Sentence types are of course not annotated in UD, but there has been a bit of discussion about this recently, ie adding them might make the corpora more useful for typology. A recent Dagstuhl seminar discussed this issue in some detail, (see WG 9, pg 57, for an overview of proposed types)
The "fixed" analysis doesn't seem quite right to me, simply because it doesn't seem to be a fixed expression, but rather a semi-productive construction (in the construction grammar sense) with very restricted applicability. This is assuming that all the different examples discussed are instances of the same use of "wat". UD doesn't have a good mechanism for representing these "almost fixed" expression, and I think many treebanks over-extend the "fixed" relation as the closest approximation.
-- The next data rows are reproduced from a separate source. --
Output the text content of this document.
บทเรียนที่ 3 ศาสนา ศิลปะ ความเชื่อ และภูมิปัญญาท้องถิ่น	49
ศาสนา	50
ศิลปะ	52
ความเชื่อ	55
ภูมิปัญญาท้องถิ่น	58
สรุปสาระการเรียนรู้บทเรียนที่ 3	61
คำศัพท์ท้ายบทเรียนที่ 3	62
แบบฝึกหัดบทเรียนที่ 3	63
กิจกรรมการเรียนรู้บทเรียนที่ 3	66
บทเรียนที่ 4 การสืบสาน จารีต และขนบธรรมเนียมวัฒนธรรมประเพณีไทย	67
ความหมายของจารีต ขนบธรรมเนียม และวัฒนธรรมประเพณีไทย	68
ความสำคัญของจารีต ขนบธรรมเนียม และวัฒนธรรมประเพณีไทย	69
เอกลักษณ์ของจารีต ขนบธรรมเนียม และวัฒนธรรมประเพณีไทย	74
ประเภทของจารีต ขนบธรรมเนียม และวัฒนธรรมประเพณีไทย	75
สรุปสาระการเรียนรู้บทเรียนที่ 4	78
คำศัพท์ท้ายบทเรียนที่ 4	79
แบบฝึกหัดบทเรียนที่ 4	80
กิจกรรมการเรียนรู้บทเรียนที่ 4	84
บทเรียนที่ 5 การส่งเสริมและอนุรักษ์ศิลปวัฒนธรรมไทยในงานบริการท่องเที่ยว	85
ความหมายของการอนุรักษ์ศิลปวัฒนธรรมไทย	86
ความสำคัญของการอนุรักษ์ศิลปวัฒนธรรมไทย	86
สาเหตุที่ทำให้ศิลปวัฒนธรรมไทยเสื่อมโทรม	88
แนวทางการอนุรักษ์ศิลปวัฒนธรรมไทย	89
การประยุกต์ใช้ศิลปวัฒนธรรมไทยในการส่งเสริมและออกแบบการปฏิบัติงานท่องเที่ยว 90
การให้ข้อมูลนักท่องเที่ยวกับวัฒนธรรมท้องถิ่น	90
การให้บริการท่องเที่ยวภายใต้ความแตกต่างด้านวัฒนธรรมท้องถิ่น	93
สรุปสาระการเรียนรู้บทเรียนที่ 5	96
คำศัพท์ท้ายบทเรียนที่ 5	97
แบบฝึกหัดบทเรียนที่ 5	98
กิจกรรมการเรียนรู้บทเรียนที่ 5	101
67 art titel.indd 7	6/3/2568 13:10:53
I know this is the case for our Swedish treebank (although not for this specific type of example as far as I can remember).
In Low Saxon, as well as in Dutch, the construction corresponding to English "what a (
ADJ
)NOUN
" in expressions of surprise can be interrupted by other elements.In the English GUM treebank, they call this a
det:predet
, a relation that is not documented here and only listed in the language-specific guidelines.In the Dutch Alpino treebank, however, the interrogative(?) pronoun wat and the indefinite article een are treated as
fixed
even when they are separated by other elements:A construction that can be separated by several words belonging to different syntactic phrases does not sound very fixed to me. Neither does a
det(:predet)
relation seem intuitive if the supposed predeterminer can be placed several syntactic phrases apart from the noun it determines. Should I nevertheless follow the English or the Dutch analysis in my Low Saxon treebank or would a different analysis be more appropriate?